Tell each subagent to return a structured response with: Summary, Time Analysis, Issues Found (with estimated time wasted for each), and Suggestions for Improvement.
告知每个Subagent评估以下内容:
- 正确性——步骤的最终结果/判断是否正确?
- 效率——耗时多久?合理的基准是多少?时间浪费在了哪里?
- 错误——错误的工具调用、未做修改就重试失败的命令、不必要的重新构建等。
- 指令合规性——如果存在Skill说明,Agent是否遵循?在哪些地方偏离了?
- 范围蔓延——Agent是否执行了属于其他步骤的工作?
- 建议——具体、可落地的变更,以防止发现的问题再次发生。
告知每个Subagent返回结构化响应,包含:摘要、时间分析、发现的问题(每个问题需估算浪费的时间)以及改进建议。
Step 5: Consolidate Report
步骤5:整合报告
After all subagents return, synthesize their findings into a single report.

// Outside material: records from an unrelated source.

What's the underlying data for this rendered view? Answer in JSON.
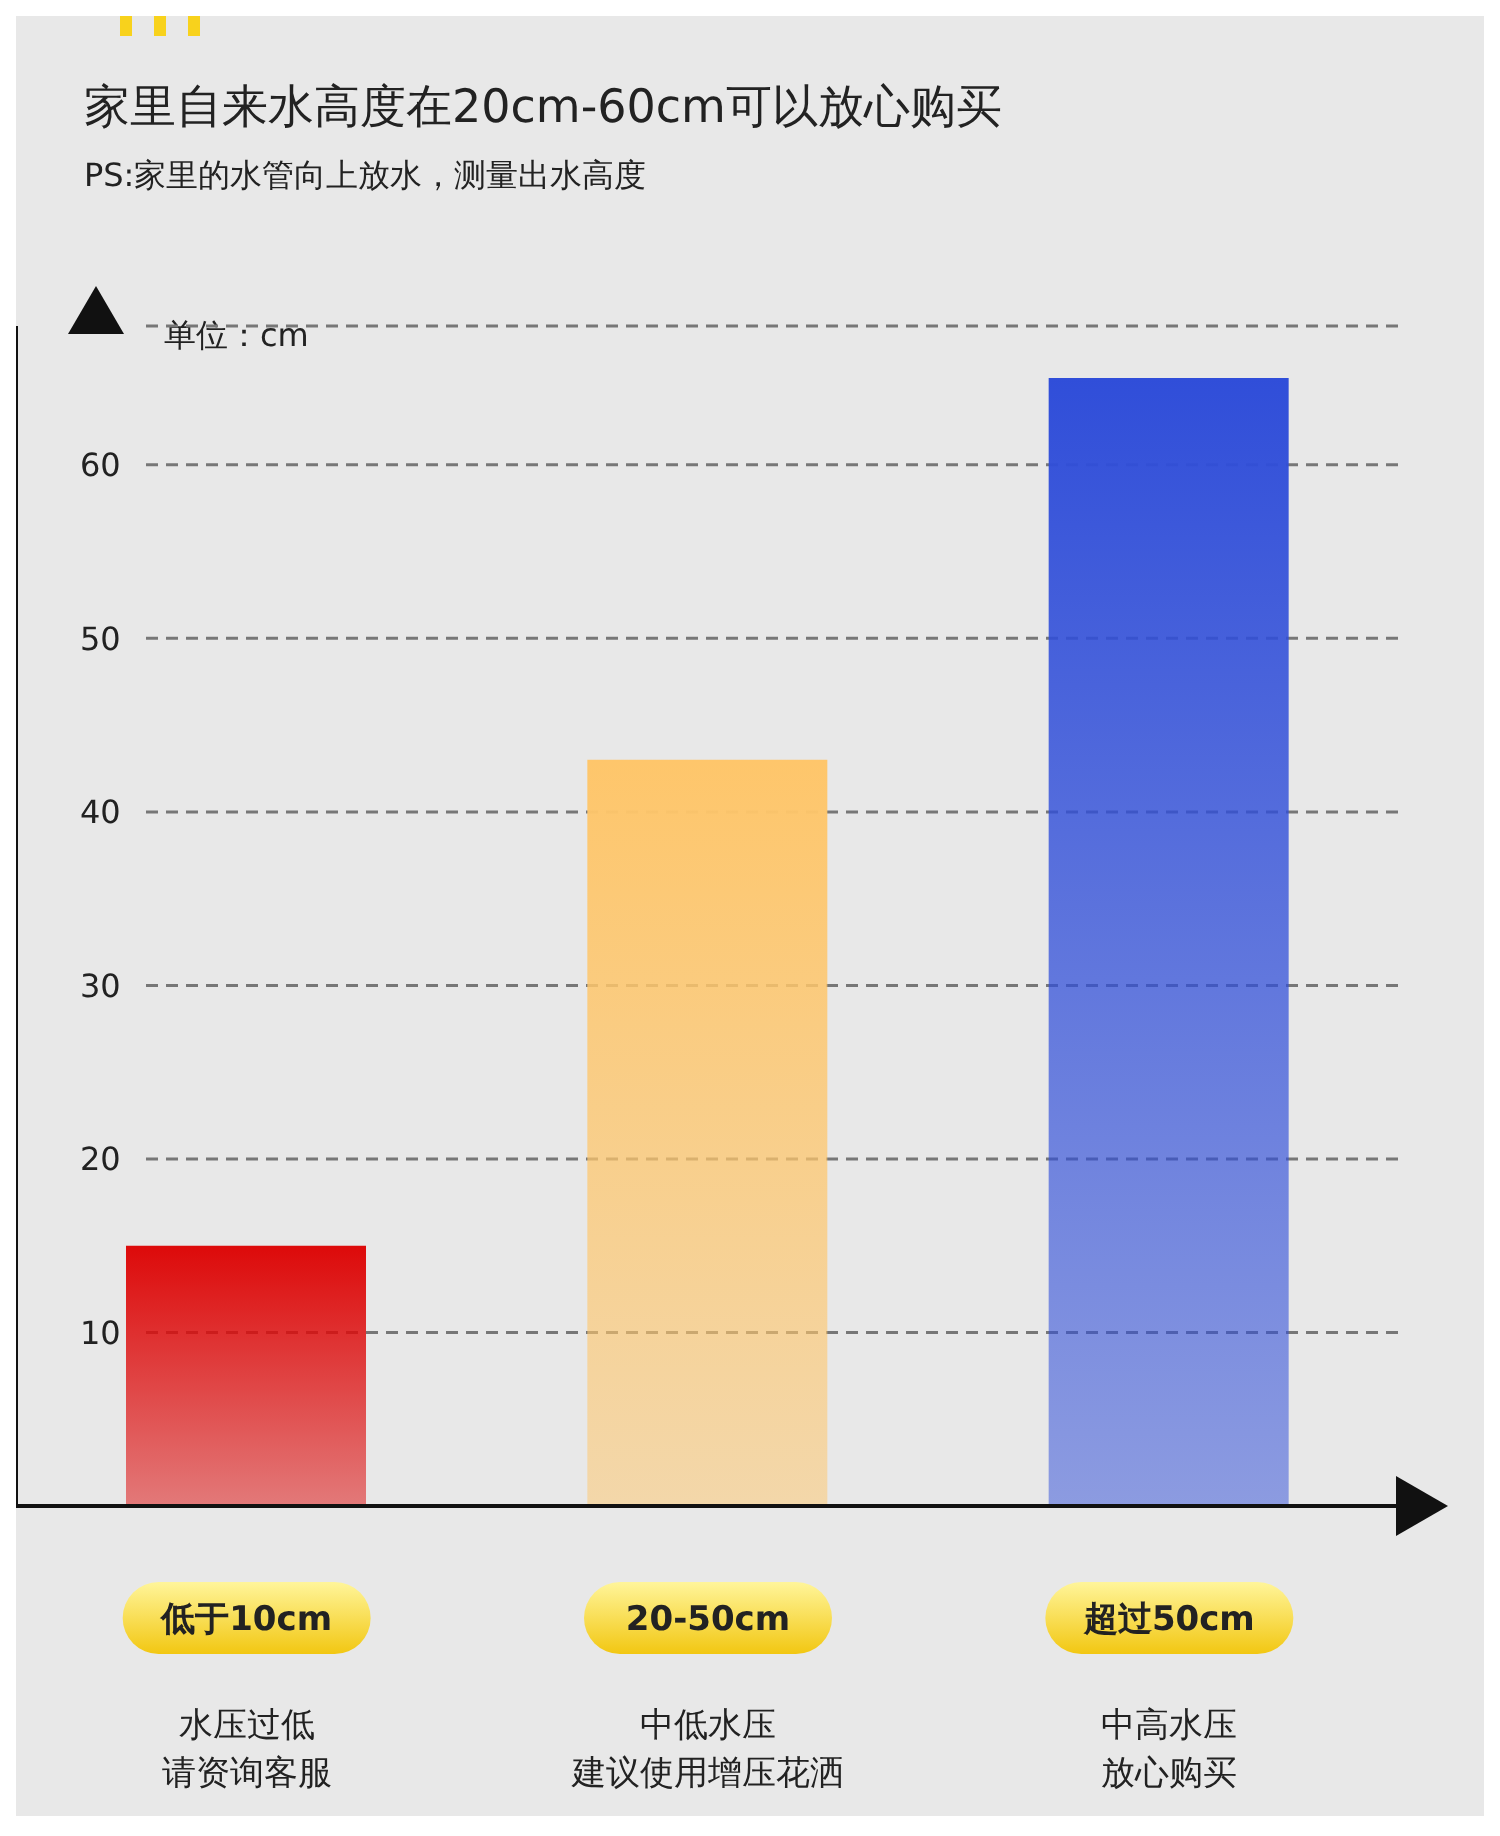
{
  "chart_data": {
    "type": "bar",
    "title": "家里自来水高度在20cm-60cm可以放心购买",
    "subtitle": "PS:家里的水管向上放水，测量出水高度",
    "ylabel": "单位：cm",
    "categories": [
      "低于10cm",
      "20-50cm",
      "超过50cm"
    ],
    "values": [
      15,
      43,
      65
    ],
    "colors": [
      "#dd0a0a",
      "#fec66b",
      "#304ed9"
    ],
    "ylim": [
      0,
      68
    ],
    "yticks": [
      10,
      20,
      30,
      40,
      50,
      60
    ],
    "grid": "y",
    "annotations": [
      "水压过低",
      "请资询客服",
      "中低水压",
      "建议使用增压花洒",
      "中高水压",
      "放心购买"
    ]
  }
}
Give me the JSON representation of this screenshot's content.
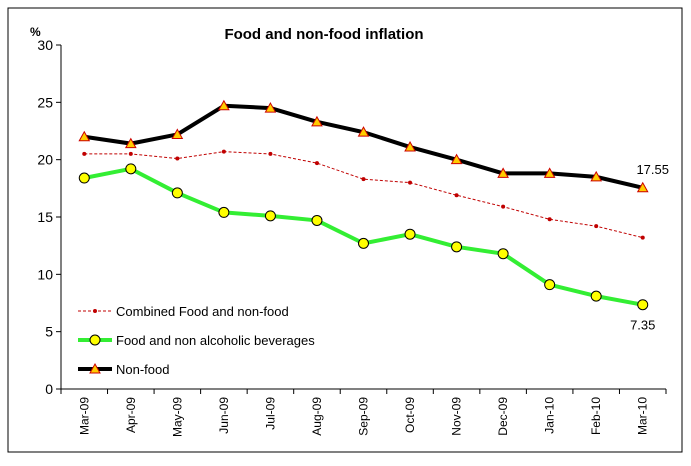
{
  "chart_data": {
    "type": "line",
    "title": "Food and non-food inflation",
    "y_label": "%",
    "categories": [
      "Mar-09",
      "Apr-09",
      "May-09",
      "Jun-09",
      "Jul-09",
      "Aug-09",
      "Sep-09",
      "Oct-09",
      "Nov-09",
      "Dec-09",
      "Jan-10",
      "Feb-10",
      "Mar-10"
    ],
    "series": [
      {
        "name": "Combined  Food and non-food",
        "color": "#c00000",
        "values": [
          20.5,
          20.5,
          20.1,
          20.7,
          20.5,
          19.7,
          18.3,
          18.0,
          16.9,
          15.9,
          14.8,
          14.2,
          13.2
        ]
      },
      {
        "name": "Food and non alcoholic beverages",
        "color": "#33ee33",
        "values": [
          18.4,
          19.2,
          17.1,
          15.4,
          15.1,
          14.7,
          12.7,
          13.5,
          12.4,
          11.8,
          9.1,
          8.1,
          7.35
        ]
      },
      {
        "name": "Non-food",
        "color": "#000000",
        "values": [
          22.0,
          21.4,
          22.2,
          24.7,
          24.5,
          23.3,
          22.4,
          21.1,
          20.0,
          18.8,
          18.8,
          18.5,
          17.55
        ]
      }
    ],
    "ylim": [
      0,
      30
    ],
    "yticks": [
      0,
      5,
      10,
      15,
      20,
      25,
      30
    ],
    "grid": false,
    "legend": "lower left"
  }
}
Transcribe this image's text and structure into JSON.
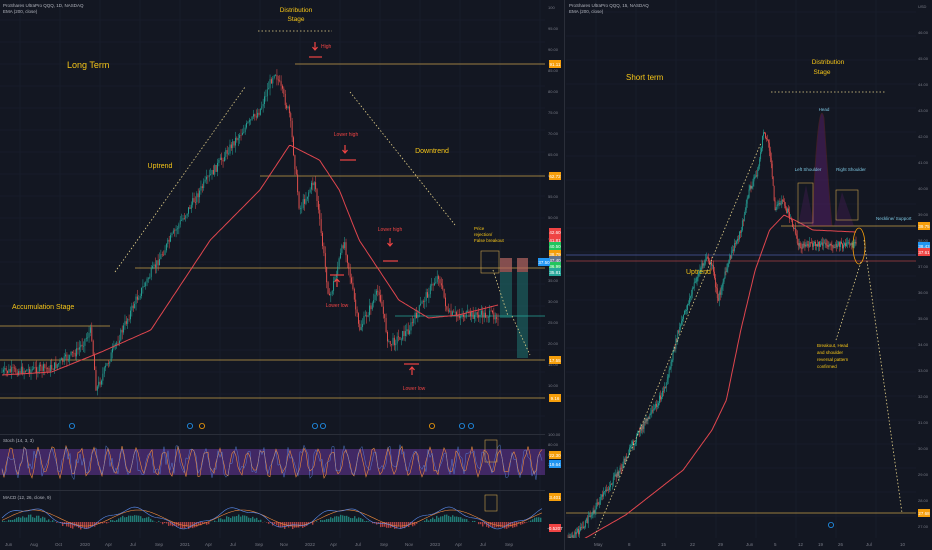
{
  "left": {
    "header": {
      "symbol": "ProShares UltraPro QQQ, 1D, NASDAQ",
      "indicator": "EMA (200, close)"
    },
    "annotations": {
      "long_term": "Long Term",
      "distribution": "Distribution",
      "stage": "Stage",
      "uptrend": "Uptrend",
      "downtrend": "Downtrend",
      "accumulation": "Accumulation Stage",
      "high": "High",
      "lower_high_1": "Lower high",
      "lower_high_2": "Lower high",
      "lower_low_1": "Lower low",
      "lower_low_2": "Lower low",
      "price_rejection_1": "Price",
      "price_rejection_2": "rejection/",
      "price_rejection_3": "False breakout"
    },
    "stoch_label": "Stoch (14, 3, 3)",
    "macd_label": "MACD (12, 26, close, 9)",
    "price_axis": [
      "100",
      "95.00",
      "90.00",
      "85.00",
      "80.00",
      "75.00",
      "70.00",
      "65.00",
      "60.00",
      "55.00",
      "50.00",
      "45.00",
      "40.00",
      "35.00",
      "30.00",
      "25.00",
      "20.00",
      "15.00",
      "10.00"
    ],
    "price_tags": [
      {
        "text": "91.11",
        "color": "#f59e0b"
      },
      {
        "text": "62.72",
        "color": "#f59e0b"
      },
      {
        "text": "42.60",
        "color": "#ef4444"
      },
      {
        "text": "41.81",
        "color": "#ef4444"
      },
      {
        "text": "40.50",
        "color": "#22c55e"
      },
      {
        "text": "38.79",
        "color": "#f59e0b"
      },
      {
        "text": "37.40",
        "color": "#64748b"
      },
      {
        "text": "36.99",
        "color": "#22c55e"
      },
      {
        "text": "35.81",
        "color": "#26a69a"
      },
      {
        "text": "17.55",
        "color": "#f59e0b"
      },
      {
        "text": "9.16",
        "color": "#f59e0b"
      },
      {
        "text": "37.50",
        "color": "#2196f3"
      }
    ],
    "stoch_axis": [
      "100.00",
      "80.00",
      "50.00",
      "20.00"
    ],
    "stoch_tags": [
      "22.30",
      "19.64"
    ],
    "macd_tags": [
      "3.401",
      "-0.5207"
    ],
    "time_axis": [
      "Jun",
      "Aug",
      "Oct",
      "2020",
      "Apr",
      "Jul",
      "Sep",
      "2021",
      "Apr",
      "Jul",
      "Sep",
      "Nov",
      "2022",
      "Apr",
      "Jul",
      "Sep",
      "Nov",
      "2023",
      "Apr",
      "Jul",
      "Sep"
    ]
  },
  "right": {
    "header": {
      "symbol": "ProShares UltraPro QQQ, 15, NASDAQ",
      "indicator": "EMA (200, close)"
    },
    "annotations": {
      "short_term": "Short term",
      "distribution": "Distribution",
      "stage": "Stage",
      "head": "Head",
      "left_shoulder": "Left Shoulder",
      "right_shoulder": "Right Shoulder",
      "neckline": "Neckline/ Support",
      "uptrend": "Uptrend",
      "breakout_1": "Breakout, Head",
      "breakout_2": "and shoulder",
      "breakout_3": "reversal pattern",
      "breakout_4": "confirmed"
    },
    "price_axis": [
      "USD",
      "46.00",
      "45.00",
      "44.00",
      "43.00",
      "42.00",
      "41.00",
      "40.00",
      "39.00",
      "38.00",
      "37.00",
      "36.00",
      "35.00",
      "34.00",
      "33.00",
      "32.00",
      "31.00",
      "30.00",
      "29.00",
      "28.00",
      "27.00"
    ],
    "price_tags": [
      {
        "text": "39.75",
        "color": "#f59e0b"
      },
      {
        "text": "38.43",
        "color": "#2196f3"
      },
      {
        "text": "37.61",
        "color": "#ef4444"
      },
      {
        "text": "27.68",
        "color": "#f59e0b"
      }
    ],
    "time_axis": [
      "May",
      "8",
      "15",
      "22",
      "29",
      "Jun",
      "5",
      "12",
      "19",
      "26",
      "Jul",
      "10"
    ]
  }
}
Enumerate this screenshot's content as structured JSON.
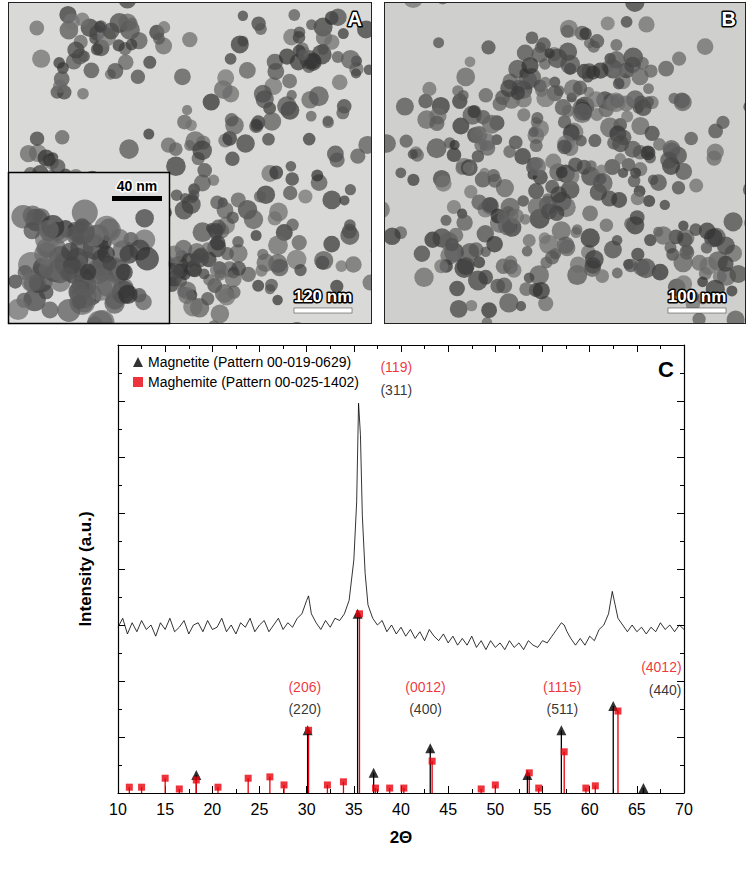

Structure it as:
在所有Subagent返回结果后,将它们的发现整合为一份单一报告。结构如下:
Per-Run Summary Table
单运行记录摘要表
For each run analyzed, include a table:
| Step/Skill | Time | Result | Time Wasted | Top Issue |
|---|
对于每个分析的运行记录,包含一个表格:
| 步骤/Skill | 耗时 | 结果 | 浪费时间 | 主要问题 |
|---|
Cross-Cutting Patterns
跨运行记录模式
Identify issues that appeared across multiple runs or multiple steps. These are the highest-value improvements. Common patterns to look for:
- TodoWrite abuse — Agent wasting time on task list management during automated runs
- Server management failures — Port conflicts, failed process kills, stale log files
- Tool misuse — Using instead of
curl,ghnot found, etc.jq - Scope creep — One step doing work that belongs in another
- Unnecessary rebuilds — Building packages multiple times without changes
- Test timeouts — Running slow E2E/Playwright tests that time out
- Instruction violations — Agent doing something the instructions explicitly forbid
- Redundant work — Re-reading files, re-running searches, re-installing dependencies
识别出现在多个运行记录或多个步骤中的问题。这些是价值最高的改进点。常见模式包括:
- TodoWrite滥用——Agent在自动化运行期间浪费时间在任务列表管理上
- 服务器管理失败——端口冲突、进程终止失败、日志文件过期
- 工具误用——使用而非
curl、未找到gh等jq - 范围蔓延——一个步骤执行了属于另一个步骤的工作
- 不必要的重新构建——在无变更的情况下多次构建包
- 测试超时——运行缓慢的E2E/Playwright测试导致超时
- 违反指令——Agent执行了说明中明确禁止的操作
- 冗余工作——重复读取文件、重复运行搜索、重复安装依赖
Prioritized Recommendations
优先级排序的建议
Rank your improvement suggestions by estimated time savings across all runs. For each recommendation:
- What to change — Which file(s) to edit and what to add/modify
- Why — What pattern it addresses, with evidence from the runs
- Estimated impact — How much time it would save per run
根据所有运行记录的预估时间节省量,对改进建议进行排序。每个建议需包含:
- 修改内容——要编辑哪些文件以及要添加/修改的内容
- 原因——解决的模式,以及来自运行记录的证据
- 预估影响——每次运行记录可节省的时间
Output
输出
Present the full consolidated report. Do NOT edit any workflow or skill files — only report findings and recommendations. The user will decide which changes to apply.
呈现完整的整合报告。请勿编辑任何工作流或Skill文件——仅报告发现的问题和建议。由用户决定应用哪些变更。